California State Public Health Officer Announces Detection of West Nile Virus in Seven New Counties

SACRAMENTO -- Dead crows found in Alameda, Glenn, Humboldt, Marin, Placer, Solano, and Sonoma counties have tested positive for West Nile virus (WNV), marking the first evidence of the virus in those counties, Dr. Richard Joseph Jackson, state public health officer, announced today. WNV has now been detected in 28 counties statewide.

 

"As West Nile virus continues to spread across the state, it's important for all Californians to take steps now to protect themselves from mosquito bites," Jackson said.

 

Evidence of WNV in either dead birds or mosquitoes has previously been found in the counties of Butte, Contra Costa, Fresno, Imperial, Kern, Kings, Los Angeles, Mendocino, Orange, Riverside, Sacramento, San Diego, San Bernardino, San Joaquin, Santa Barbara, Santa Clara, Shasta, Stanislaus, Tehama, Tulare and Ventura.

 

To date, 85 Californians have tested positive for WNV and two have died. The deceased were elderly men, one from Orange and the other from San Bernardino counties. Four individuals were exposed to WNV thru blood transfusions and have not become ill.

 

The illnesses include 45 in San Bernardino County, 22 in Los Angeles County, 12 in Riverside County, two in Fresno and Orange counties, and one in Imperial and Kern counties.

 

Most individuals who are infected with WNV will not experience any illness. Approximately 10 percent to 15 percent of infected individuals will have only mild to moderate symptoms, such as fever, headache and body aches.

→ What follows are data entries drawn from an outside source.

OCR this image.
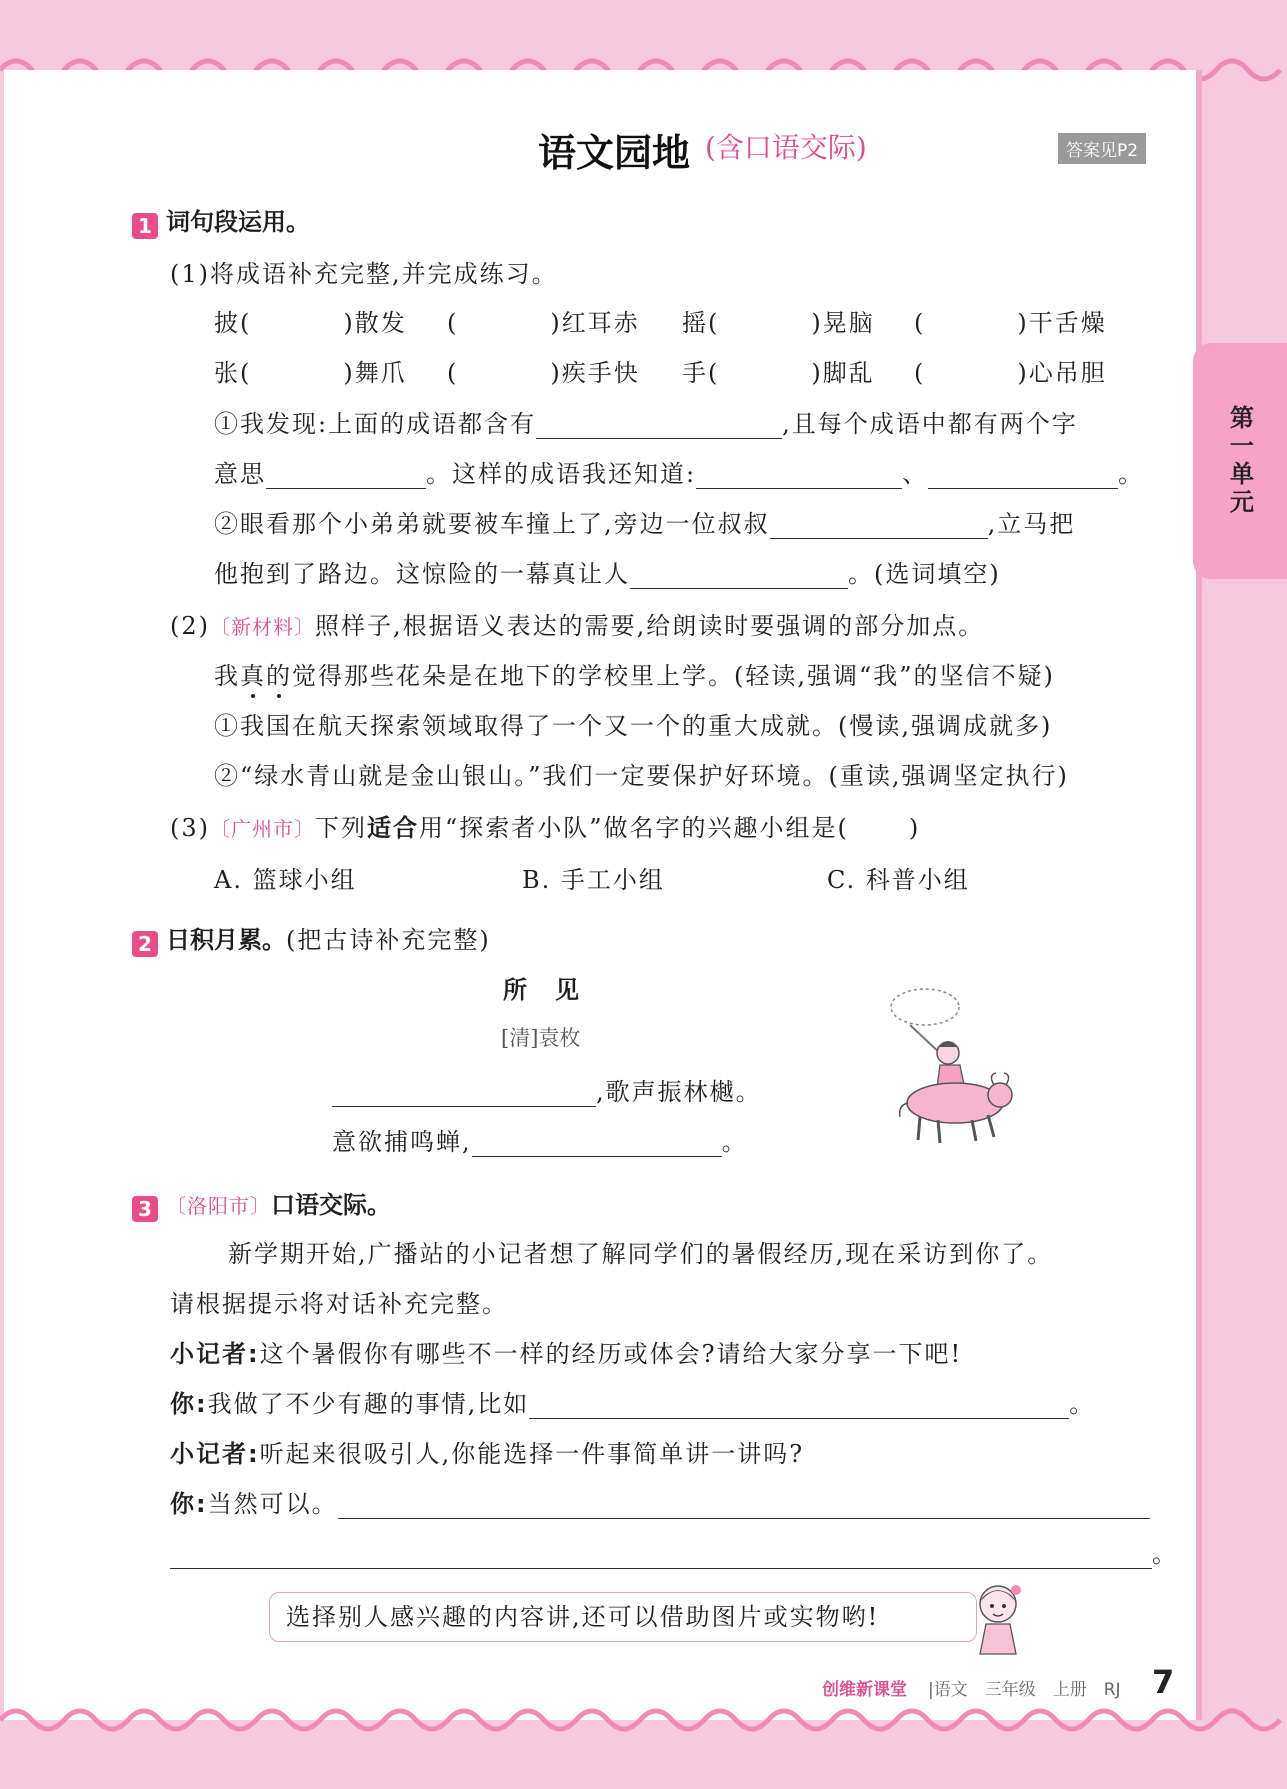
第一单元
语文园地 (含口语交际)	答案见P2
1 词句段运用。
(1)将成语补充完整,并完成练习。
披(	)散发 (	)红耳赤 摇(	)晃脑 (	)干舌燥
张(	)舞爪 (	)疾手快 手(	)脚乱 (	)心吊胆
①我发现:上面的成语都含有	,且每个成语中都有两个字
意思	。这样的成语我还知道:	、	。
②眼看那个小弟弟就要被车撞上了,旁边一位叔叔	,立马把
他抱到了路边。这惊险的一幕真让人	。(选词填空)
(2)〔新材料〕照样子,根据语义表达的需要,给朗读时要强调的部分加点。
我真的觉得那些花朵是在地下的学校里上学。(轻读,强调“我”的坚信不疑)
①我国在航天探索领域取得了一个又一个的重大成就。(慢读,强调成就多)
②“绿水青山就是金山银山。”我们一定要保护好环境。(重读,强调坚定执行)
(3)〔广州市〕下列适合用“探索者小队”做名字的兴趣小组是(	)
A. 篮球小组	B. 手工小组	C. 科普小组
2 日积月累。(把古诗补充完整)
所　见
[清]袁枚
,歌声振林樾。
意欲捕鸣蝉,	。
3 〔洛阳市〕口语交际。
新学期开始,广播站的小记者想了解同学们的暑假经历,现在采访到你了。
请根据提示将对话补充完整。
小记者:这个暑假你有哪些不一样的经历或体会?请给大家分享一下吧!
你:我做了不少有趣的事情,比如	。
小记者:听起来很吸引人,你能选择一件事简单讲一讲吗?
你:当然可以。
。
选择别人感兴趣的内容讲,还可以借助图片或实物哟!
创维新课堂 |语文　三年级　上册　RJ 7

Less than 1 percent of individuals will develop serious neurologic illness such as encephalitis and meningitis. The elderly and those with lowered immune systems are more susceptible to serious illness.

 

In recognition of the public health threat posed by WNV, the recently approved state budget includes $977,000 in state funds to boost efforts to monitor and control the spread of WNV. The funds would be used to expand surveillance activities to enhance detection of the virus and prompt control efforts.

 

WNV is transmitted to humans and animals through a mosquito bite. Mosquitoes become infected when they feed on infected birds.

 

For the year to date, WNV has been found in 1,229 dead birds, 341 "pools" of mosquitoes and 127 sentinel chickens.

 

The current surveillance program to monitor for WNV in California has been established by CDHS in collaboration with the University of California, Davis, California Department of Food and Agriculture, local mosquito and vector control districts, local health departments and other state and local agencies.

 

WNV has also infected 44 horses, 24 of which have died. Since horses are susceptible to WNV and a vaccine is available for horses, horse owners are advised to contact their veterinarians about timely vaccinations.